In binary tree, number of nodes with two children when number of leaves is given
Hint:
- For any tree: $|E| = |V|-1$.
- For any graph $2|E| = \sum_{v \in V} \deg(v)$.
- A vertex is a leaf if and only if it's degree is $1$.
- Except for root, the two-children nodes have degree $3$.
- Intuition: start with a path (each vertex has degree 2, except for two leaves at the ends); now, each time you change a vertex from degree 2 to degree 3, you have make some other vertex of degree 2 into degree 1, so that the sum of degrees is constant.

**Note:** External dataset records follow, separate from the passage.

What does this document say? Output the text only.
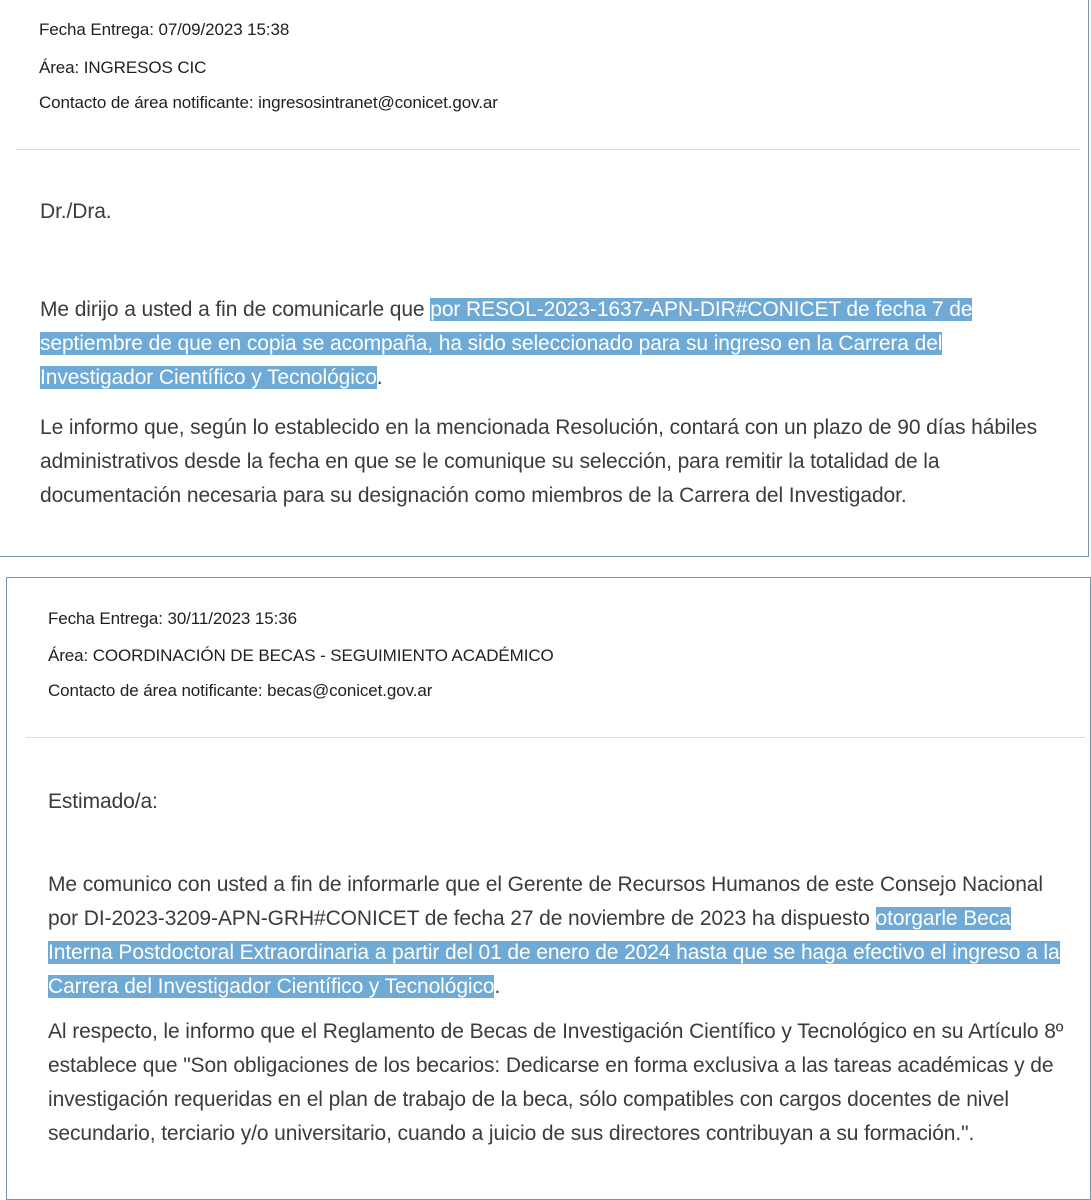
Fecha Entrega: 07/09/2023 15:38
Área: INGRESOS CIC
Contacto de área notificante: ingresosintranet@conicet.gov.ar
Dr./Dra.

Me dirijo a usted a fin de comunicarle que por RESOL-2023-1637-APN-DIR#CONICET de fecha 7 de septiembre de que en copia se acompaña, ha sido seleccionado para su ingreso en la Carrera del Investigador Científico y Tecnológico.

Le informo que, según lo establecido en la mencionada Resolución, contará con un plazo de 90 días hábiles administrativos desde la fecha en que se le comunique su selección, para remitir la totalidad de la documentación necesaria para su designación como miembros de la Carrera del Investigador.

Fecha Entrega: 30/11/2023 15:36
Área: COORDINACIÓN DE BECAS - SEGUIMIENTO ACADÉMICO
Contacto de área notificante: becas@conicet.gov.ar
Estimado/a:

Me comunico con usted a fin de informarle que el Gerente de Recursos Humanos de este Consejo Nacional por DI-2023-3209-APN-GRH#CONICET de fecha 27 de noviembre de 2023 ha dispuesto otorgarle Beca Interna Postdoctoral Extraordinaria a partir del 01 de enero de 2024 hasta que se haga efectivo el ingreso a la Carrera del Investigador Científico y Tecnológico.

Al respecto, le informo que el Reglamento de Becas de Investigación Científico y Tecnológico en su Artículo 8º establece que "Son obligaciones de los becarios: Dedicarse en forma exclusiva a las tareas académicas y de investigación requeridas en el plan de trabajo de la beca, sólo compatibles con cargos docentes de nivel secundario, terciario y/o universitario, cuando a juicio de sus directores contribuyan a su formación.".
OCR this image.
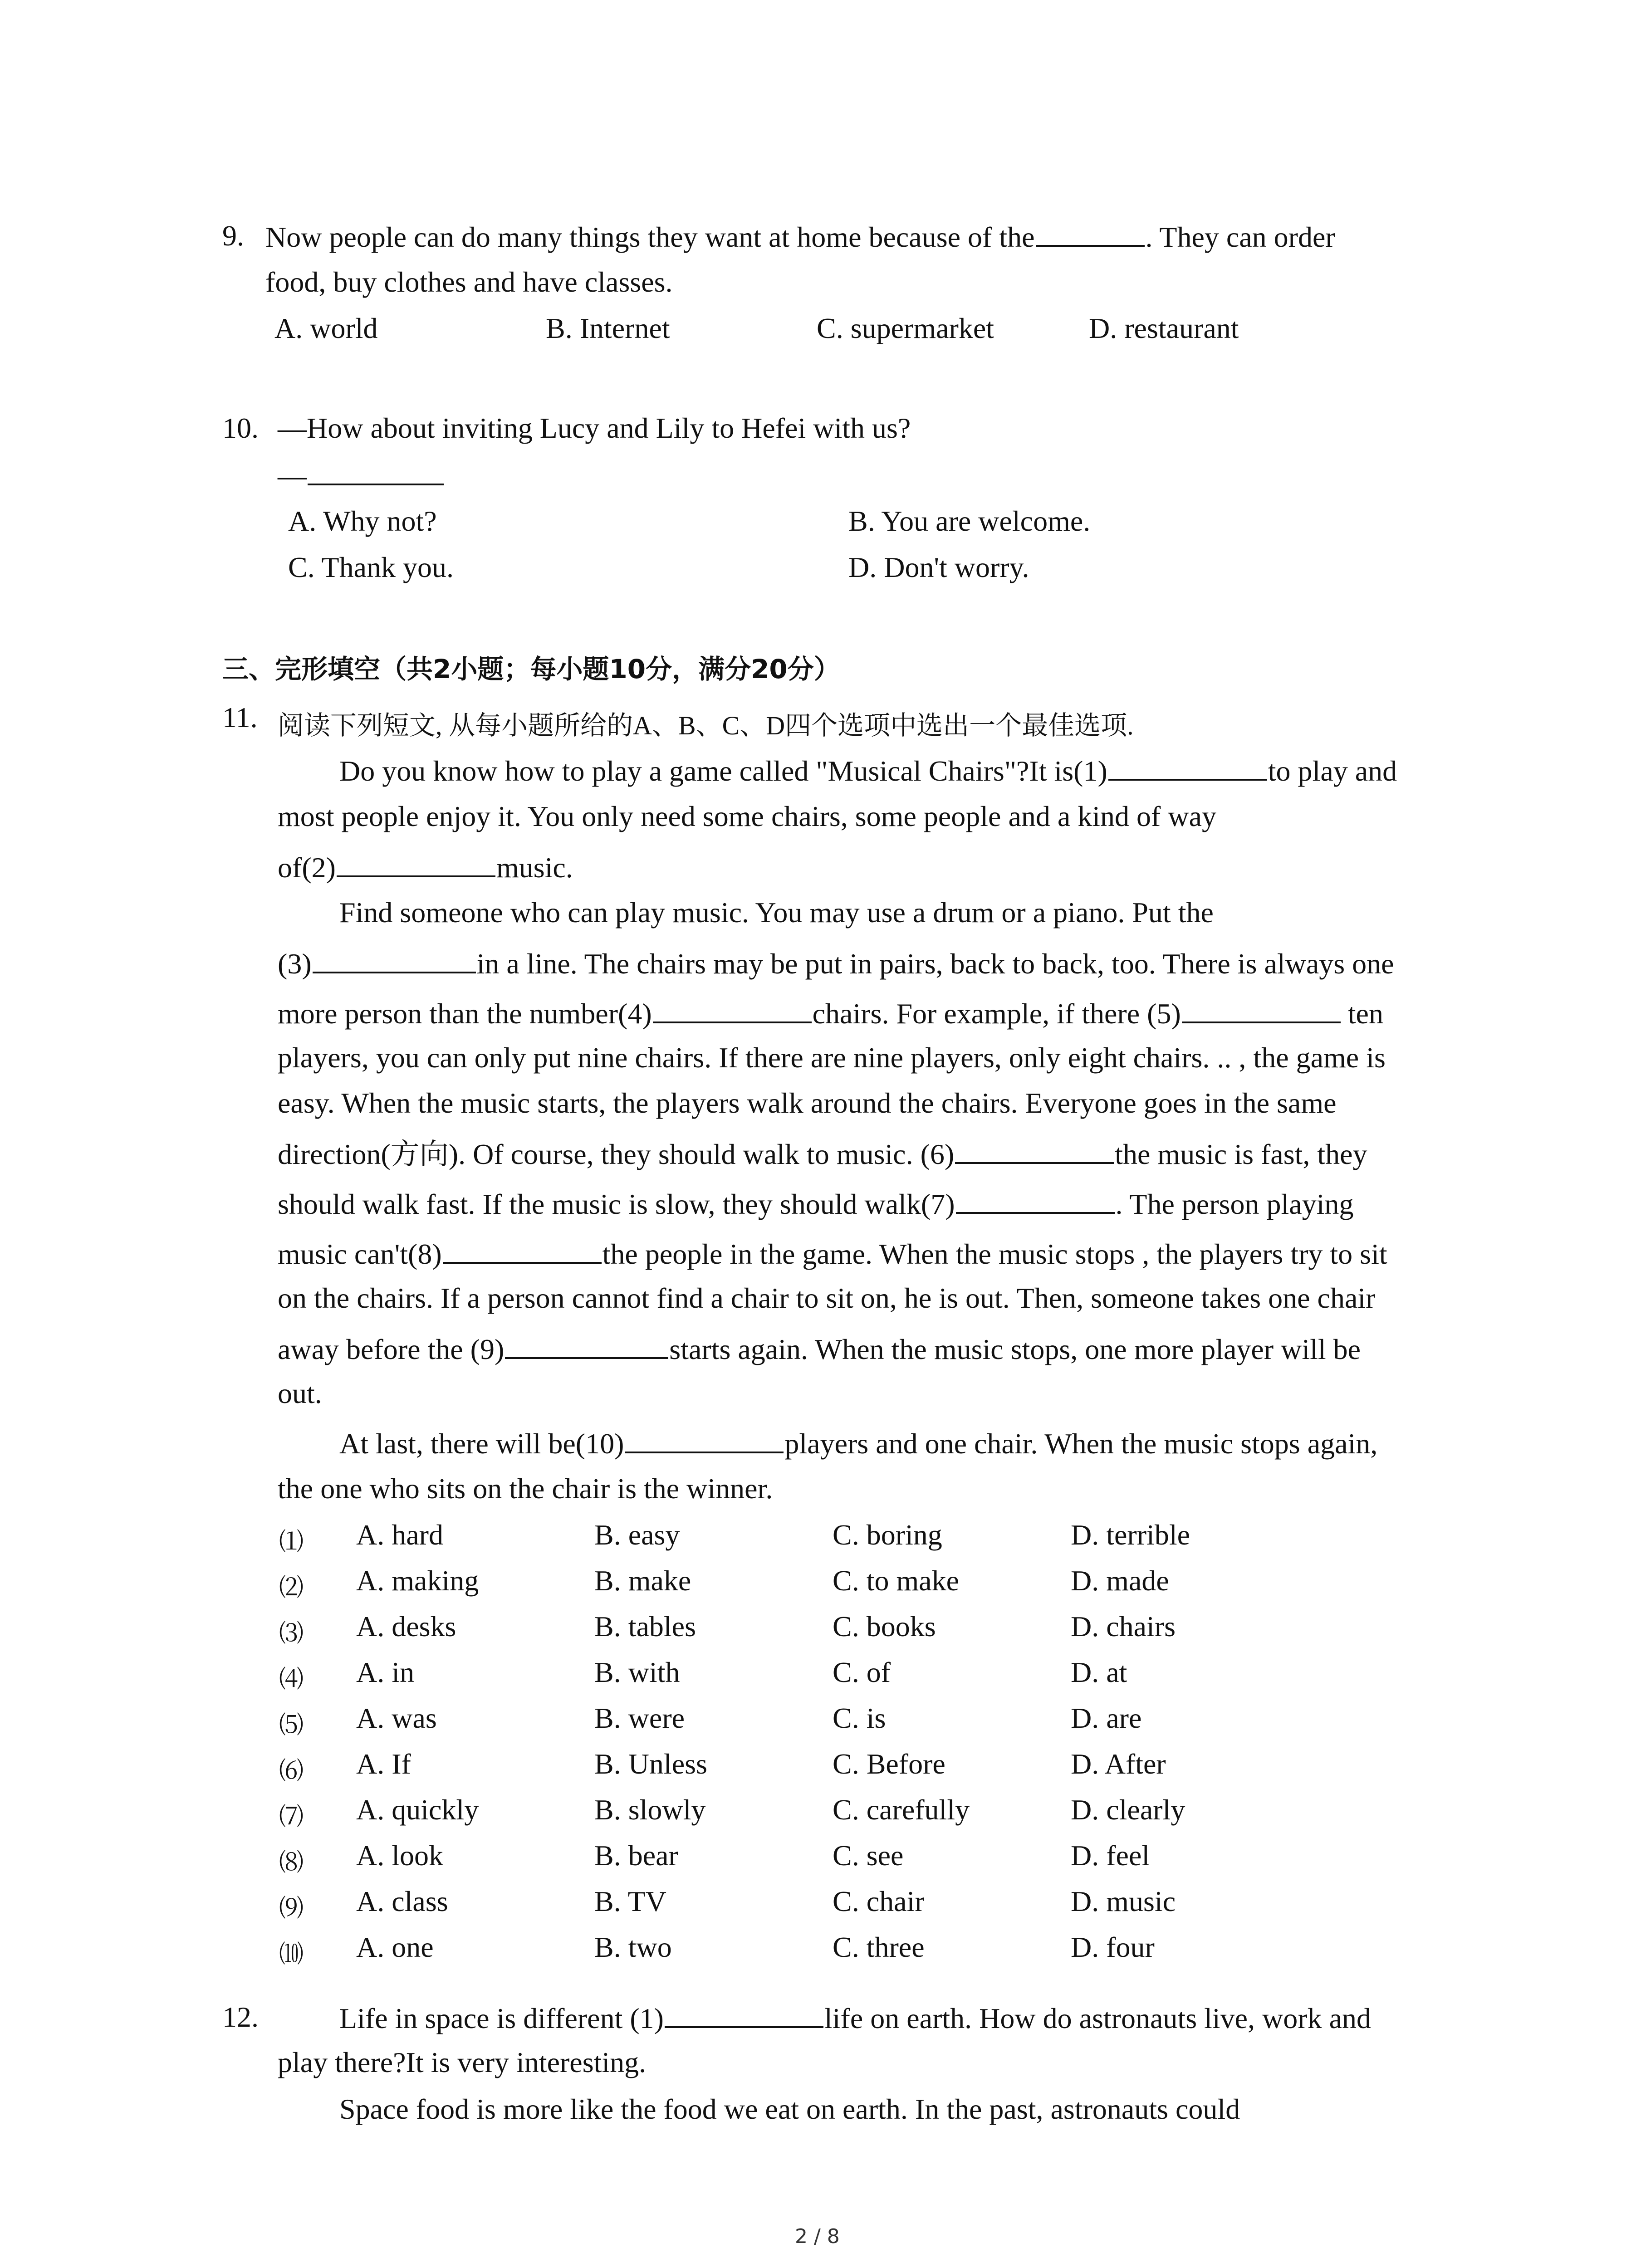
9. Now people can do many things they want at home because of the	. They can order
food, buy clothes and have classes.
A. world	B. Internet	C. supermarket	D. restaurant
10. —How about inviting Lucy and Lily to Hefei with us?
—
A. Why not?	B. You are welcome.
C. Thank you.	D. Don't worry.
三、完形填空（共2小题；每小题10分，满分20分）
11. 阅读下列短文, 从每小题所给的A、B、C、D四个选项中选出一个最佳选项.
Do you know how to play a game called "Musical Chairs"?It is(1)	to play and
most people enjoy it. You only need some chairs, some people and a kind of way
of(2)	music.
Find someone who can play music. You may use a drum or a piano. Put the
(3)	in a line. The chairs may be put in pairs, back to back, too. There is always one
more person than the number(4)	chairs. For example, if there (5)	ten
players, you can only put nine chairs. If there are nine players, only eight chairs. .. , the game is
easy. When the music starts, the players walk around the chairs. Everyone goes in the same
direction(方向). Of course, they should walk to music. (6)	the music is fast, they
should walk fast. If the music is slow, they should walk(7)	. The person playing
music can't(8)	the people in the game. When the music stops , the players try to sit
on the chairs. If a person cannot find a chair to sit on, he is out. Then, someone takes one chair
away before the (9)	starts again. When the music stops, one more player will be
out.
At last, there will be(10)	players and one chair. When the music stops again,
the one who sits on the chair is the winner.
⑴ A. hard	B. easy	C. boring	D. terrible
⑵ A. making	B. make	C. to make	D. made
⑶ A. desks	B. tables	C. books	D. chairs
⑷ A. in	B. with	C. of	D. at
⑸ A. was	B. were	C. is	D. are
⑹ A. If	B. Unless	C. Before	D. After
⑺ A. quickly	B. slowly	C. carefully	D. clearly
⑻ A. look	B. bear	C. see	D. feel
⑼ A. class	B. TV	C. chair	D. music
⑽ A. one	B. two	C. three	D. four
12.	Life in space is different (1)	life on earth. How do astronauts live, work and
play there?It is very interesting.
Space food is more like the food we eat on earth. In the past, astronauts could
2 / 8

I hope this helps $\ddot\smile$
Let the number of leaves be $l$. Let the number of nodes with exactly two children be $d_2$ and with exactly one children be $d_1$.
Total degree
$d=l+3d_2+2d_1-1$ (as all nodes with 2 children have degree 3 except the root)
Number of nodes $n=d_2+d_1+l$
Number of edges $e=\frac{d}{2}=\frac{l+3d_2+2d_1-1}{2}$
Number of edges in a tree $e=n-1$
$\therefore \frac{l+3d_2+2d_1-1}{2}=d_2+d_1+l-1$
$\therefore d_2=l-1$
This is the result which I was trying to prove in this question.